Wyche, dubbed “Wicky Wacky” by opposing coaches, was mocked for his no-huddle offense and “sugar” huddles, brief gatherings near the line of scrimmage designed for quick snaps to prevent opposing defenses from making adjustments and substituting. Wyche’s innovations resulted in new rules pertaining to player substitutions and clock stoppages for player injuries, which remain in effect today.

And, Wyche’s name still gets mentioned whenever the “Battle of Ohio” is waged here or in Cleveland.

On Dec. 10, 1989, when the fans began peppering the Riverfront Stadium turf with snow balls during a game against the Seattle Seahawks, Wyche took the mic and urged the fans to stop by saying, “Will the next person that sees anyone throw anything onto the field point ‘em out, and get ‘em out of there. You don’t live in Cleveland; you live in Cincinnati!”
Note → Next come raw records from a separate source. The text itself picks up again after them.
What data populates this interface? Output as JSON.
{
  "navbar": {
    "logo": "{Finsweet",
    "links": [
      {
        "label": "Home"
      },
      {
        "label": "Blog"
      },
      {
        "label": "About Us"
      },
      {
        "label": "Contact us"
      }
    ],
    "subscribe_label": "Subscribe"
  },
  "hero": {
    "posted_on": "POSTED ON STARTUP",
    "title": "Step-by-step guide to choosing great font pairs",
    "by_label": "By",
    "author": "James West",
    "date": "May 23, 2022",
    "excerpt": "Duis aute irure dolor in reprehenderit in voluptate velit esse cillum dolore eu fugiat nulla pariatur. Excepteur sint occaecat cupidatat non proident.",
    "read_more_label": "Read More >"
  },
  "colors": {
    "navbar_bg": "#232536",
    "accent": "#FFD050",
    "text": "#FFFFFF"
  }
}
Wyche’s tirade drew a roar from the partisan crowd. But many of his actions didn’t garner a positive reaction, like his decision in 1990 to bar a female reporter from the locker room, which earned him a nearly $30,000 fine from the league. Wyche had been fined almost $3,000 the previous year for barring all media members from the locker room and asking his players not to speak to reporters after a loss to the Seahawks.

Wyche’s spats with rival coaches, most notably Houston Oilers coach Jerry Glanville, became the stuff of legend. His feud with Glanville reached a boiling point in 1989 when Wyche called an onside kick despite leading by 45 points. The Bengals won 61-7.

Wyche also wasn’t about to leave Cincinnati without a fight. When his tenure as Bengals head coach ended immediately after the 1991 season, Wyche insisted he’d been fired, but team president Mike Brown said he quit.

Wyche wasn’t finished coaching just yet. He led the Tampa Bay Buccaneers to a 23-41 record in four seasons before serving two seasons as quarterbacks coach for the Buffalo Bills.

For parts of five seasons from 2002 to 2008, while battling health issues, Wyche was a volunteer offensive coordinator and quarterbacks coach at Pickens (SC) High School.

Wyche was a quarterback on the Bengals’ 1968 expansion team and an apprentice under legendary 49ers coach Bill Walsh.

After he returned to Cincinnati as head coach, Wyche led the Bengals for eight seasons (1984-91) and his teams won two AFC Central Division titles and an AFC championship in 1988. In Super Bowl XXIII, the Bengals lost 20-16 to the San Francisco 49ers on an infamous touchdown pass from Joe Montana to John Taylor with 34 seconds remaining.

In 1990, Wyche led the Bengals to the playoffs again, defeating the Houston Oilers 41-14 at Riverfront Stadium before losing to the L.A. Raiders 20-10. The Bengals have not won a playoff game since.

In recent years, Wyche had a myriad of health issues and underwent a heart transplant in 2016. But Wyche always maintained a positive spirit before passing away at his home in South Carolina Thursday a few months after being diagnosed with cancer.

Overall, the Bengals were five games below .500 under Wyche and had only three winning seasons. But he’ll be fondly remembered, not only for one special season in ’88, but the many contributions he made to the sport and the legacy he left in this city.

“Sam was a wonderful guy,” Bengals owner Mike Brown said in a statement. “As our coach, he had great success and took us to the Super Bowl. He was friends with everyone here, both during his tenure as head coach and afterwards. We not only liked him, we admired him as a man. He had a great generosity of spirit and lived his life trying to help others. We express our condolences to (wife) Jane and his children Zak and Kerry.”